Track your work with tasks
Create tasks linked to a request or bid, assign them to teammates, set due dates, filter by what is overdue or due today, and mark work complete, so nothing in your sourcing slips.
What you'll learn
- Create a task and link it to a request or bid
- Assign it to a teammate and set a due date
- Filter by overdue, due today, or upcoming, and mark work done
Sourcing is full of small commitments that are easy to lose. Call the supplier back about lead times. Chase the missing document before the deadline. Review the three bids that came in overnight. Remind a teammate to approve the award. None of these is hard on its own, but spread across a dozen open requests and a shared mailbox, the one that slips is always the one that mattered.
Tasks give you a single place to capture that work and tie it to the request or bid it belongs to. You can assign a task to a teammate, give it a due date, and then see at a glance what is overdue, what is due today, and what is coming up. When the work is done, you mark it complete, and the record stays attached to the request so anyone reviewing later can see what happened.
Why this matters
A request that stalls rarely fails because of a big problem. It fails because a small follow-up fell through the gap between people. Linking tasks to the request or bid they belong to closes that gap: the next person who opens the request sees what is outstanding, who owns it, and when it is due, instead of relying on someone's memory or a buried email.
What a task can carry
Every task has a title and a due date. Beyond that, you can give it three things that make it useful in a busy team:
| Add this | So that |
|---|---|
| A link to a request or bid | The task shows up in context, and a teammate can jump straight to the request or bid it concerns. |
| An assignee | A specific teammate owns it, and it appears in their view of the work. |
| A type (call, meeting, email, review, deadline, and more) | Each task reads at a glance, so a call stands out from a document review. |
Due dates are date-only: a task is due on a calendar day, not at a specific time. This keeps "due today" reading the same for everyone on your team, wherever they are.
Creating and organising your tasks
Create a task and link it to your work
Go to Tasks in the sidebar and select New activity. Give it a title and a due date. To tie it to your sourcing, search for a request or bid in the Linked to field, then pick a Type and assign it to a teammate. Add a note if there is context worth capturing.
Once a task is linked, opening it lets you jump straight to that request or bid, so the work and the thing it concerns are always one click apart.
See what needs attention first
The top of the page shows four numbers: open, overdue, due today, and done. The tabs below let you focus on exactly one of those slices. Open Overdue at the start of the day to clear what has slipped, then Due today to plan what is next.
Use the My activities only toggle to switch between your own tasks and everything across the team. Search by keyword, sort by due date or any other column, and page through longer lists.

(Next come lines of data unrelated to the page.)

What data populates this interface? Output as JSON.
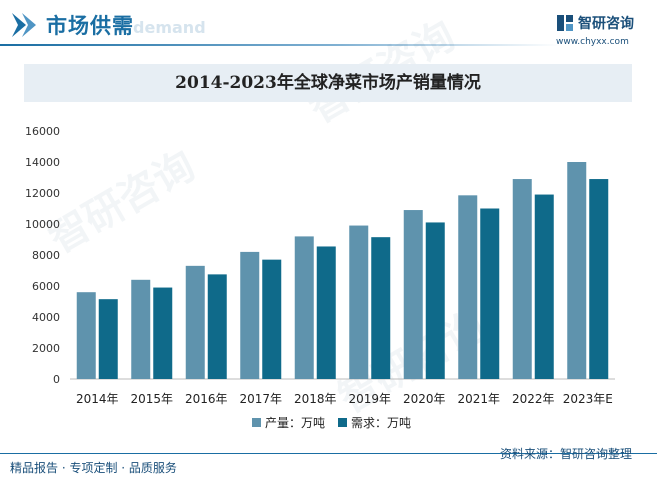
{
  "header": {
    "title": "市场供需",
    "ghost_text": "d demand",
    "brand_name": "智研咨询",
    "brand_url": "www.chyxx.com"
  },
  "watermark_text": "智研咨询",
  "footer": {
    "left": "精品报告 · 专项定制 · 品质服务",
    "right": "资料来源：智研咨询整理"
  },
  "colors": {
    "production": "#5f93ad",
    "demand": "#0f6a8a",
    "accent": "#1a6ea3"
  },
  "chart_data": {
    "type": "bar",
    "title": "2014-2023年全球净菜市场产销量情况",
    "categories": [
      "2014年",
      "2015年",
      "2016年",
      "2017年",
      "2018年",
      "2019年",
      "2020年",
      "2021年",
      "2022年",
      "2023年E"
    ],
    "series": [
      {
        "name": "产量：万吨",
        "values": [
          5600,
          6400,
          7300,
          8200,
          9200,
          9900,
          10900,
          11850,
          12900,
          14000
        ]
      },
      {
        "name": "需求：万吨",
        "values": [
          5150,
          5900,
          6750,
          7700,
          8550,
          9150,
          10100,
          11000,
          11900,
          12900
        ]
      }
    ],
    "yticks": [
      0,
      2000,
      4000,
      6000,
      8000,
      10000,
      12000,
      14000,
      16000
    ],
    "ylim": [
      0,
      16000
    ],
    "legend_position": "bottom",
    "grid": false
  }
}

Mark work done, or reopen it
When a task is finished, use Mark complete from its menu. You can add a completion note describing what happened, which stays attached to the task as a record. Need to clear something that no longer applies without completing it? Use Dismiss. If you ever need a completed or dismissed task back, Reopen returns it to your open list.
To close out several at once, select multiple tasks and mark them complete together, with an optional shared note.
A task in context
Scenario
A supplier's bid is missing its delivery terms, and bidding closes in three days. You create a task, "Ask Orion Steel to confirm delivery terms", link it to that bid, set the due date to tomorrow, and assign it to the colleague who owns the request. It shows up in their Due today view, they open it, jump straight to the bid, and message the supplier. When the terms come back, they mark it complete with a note. The whole exchange is now part of the record on that request, not lost in a one-to-one chat.
What good looks like
Teams that stay on top of their sourcing tend to use tasks the same way:
- Every follow-up that matters becomes a task with a due date, instead of living in someone's head.

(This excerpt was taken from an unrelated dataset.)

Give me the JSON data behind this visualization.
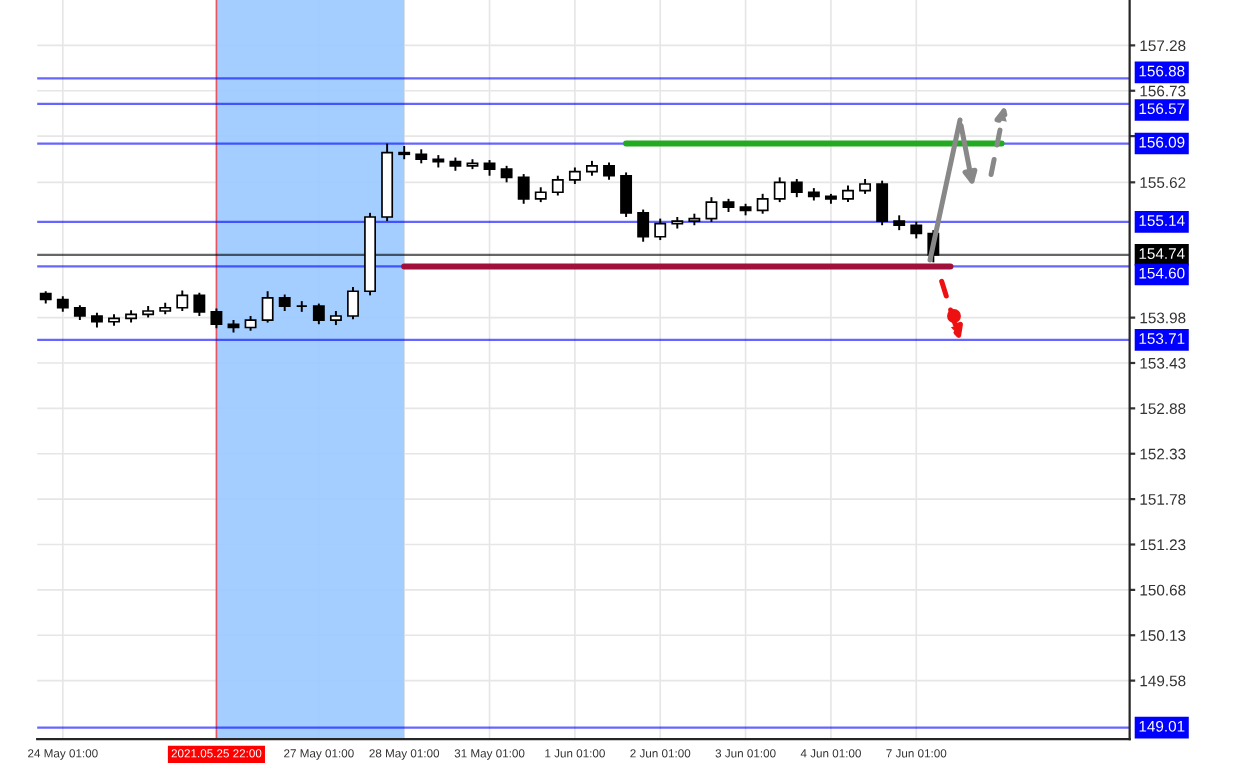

- Tasks are linked to the request or bid they concern, so context travels with the work and the next person is never guessing.
- Work is assigned to a person, not left ownerless. An unassigned task is everyone's job, which means it is no one's.
- The day starts on the Overdue and Due today tabs, so nothing ages quietly past its deadline.
- Completed tasks carry a short note, so the record explains not just that something was done, but what the outcome was.